- Employment and mortgage rates are two most important drivers for housing recovery.
- Employment is recovering and QE exit has been fully priced in current mortgage rate.
- Fundamentals to support an organic housing recovery are in place.
- Recent ITB price correction presents a good buying opportunity.
The iShares U.S. Home Construction ETF (NYSEARCA:ITB) seeks to track the investment results of an index composed of U.S. equities in the home construction sector. It is designed to gain exposure to U.S. companies that manufacture residential homes.
ITB's top 10 holdings accounts for 61% of the ETF's assets.
65% of ITB's holdings are in the home construction sector, which makes ITB a perfect candidate to ride the housing recovery.
March housing data is mixed owing to a tough weather in Dec and Jan
The Commerce Department said on April 16th that groundbreaking increased 2.8% to a seasonally adjusted annual rate of 946,000 and permits to build homes fell 2.4% in March to a 990,000-unit pace.
Groundbreaking for single-family homes, the largest segment of the market, surged 6.0% to a 635,000-unit pace last month. Starts for the volatile multi-family homes segment fell 3.1 % to a 311,000-unit rate.

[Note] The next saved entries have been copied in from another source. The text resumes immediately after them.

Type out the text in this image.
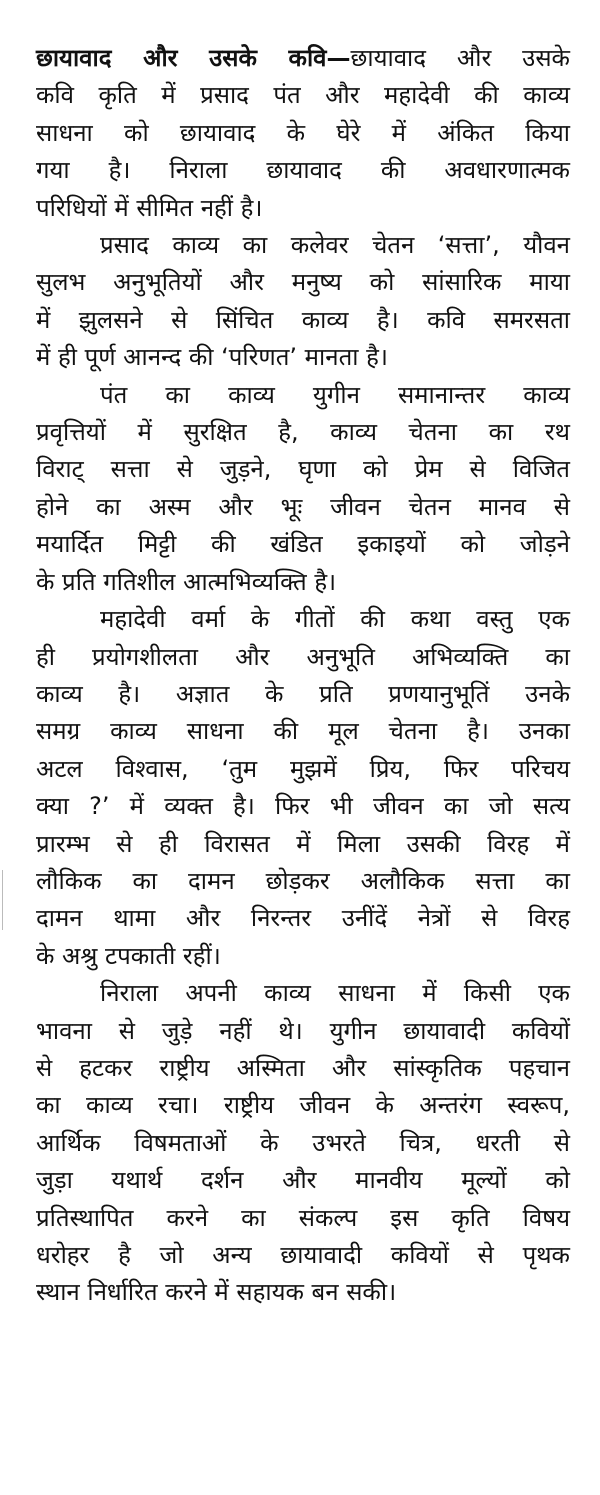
छायावाद और उसके कवि—छायावाद और उसके
कवि कृति में प्रसाद पंत और महादेवी की काव्य
साधना को छायावाद के घेरे में अंकित किया
गया है। निराला छायावाद की अवधारणात्मक
परिधियों में सीमित नहीं है।

प्रसाद काव्य का कलेवर चेतन ‘सत्ता’, यौवन
सुलभ अनुभूतियों और मनुष्य को सांसारिक माया
में झुलसने से सिंचित काव्य है। कवि समरसता
में ही पूर्ण आनन्द की ‘परिणत’ मानता है।

पंत का काव्य युगीन समानान्तर काव्य
प्रवृत्तियों में सुरक्षित है, काव्य चेतना का रथ
विराट् सत्ता से जुड़ने, घृणा को प्रेम से विजित
होने का अस्म और भूः जीवन चेतन मानव से
मयार्दित मिट्टी की खंडित इकाइयों को जोड़ने
के प्रति गतिशील आत्मभिव्यक्ति है।

महादेवी वर्मा के गीतों की कथा वस्तु एक
ही प्रयोगशीलता और अनुभूति अभिव्यक्ति का
काव्य है। अज्ञात के प्रति प्रणयानुभूतिं उनके
समग्र काव्य साधना की मूल चेतना है। उनका
अटल विश्वास, ‘तुम मुझमें प्रिय, फिर परिचय
क्या ?’ में व्यक्त है। फिर भी जीवन का जो सत्य
प्रारम्भ से ही विरासत में मिला उसकी विरह में
लौकिक का दामन छोड़कर अलौकिक सत्ता का
दामन थामा और निरन्तर उनींदें नेत्रों से विरह
के अश्रु टपकाती रहीं।

निराला अपनी काव्य साधना में किसी एक
भावना से जुड़े नहीं थे। युगीन छायावादी कवियों
से हटकर राष्ट्रीय अस्मिता और सांस्कृतिक पहचान
का काव्य रचा। राष्ट्रीय जीवन के अन्तरंग स्वरूप,
आर्थिक विषमताओं के उभरते चित्र, धरती से
जुड़ा यथार्थ दर्शन और मानवीय मूल्यों को
प्रतिस्थापित करने का संकल्प इस कृति विषय
धरोहर है जो अन्य छायावादी कवियों से पृथक
स्थान निर्धारित करने में सहायक बन सकी।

What I consider the most important drivers for the housing sector, and therefore ITB, are employment and mortgage rate.
Employment is improving
Unemployment keeps coming down and is among its lowest reading post the financial crisis of 6.6%
Hourly wage of private sector non-farm workers keeps going up. Average hourly earnings are up 2.2 percent over the past year outpacing inflation.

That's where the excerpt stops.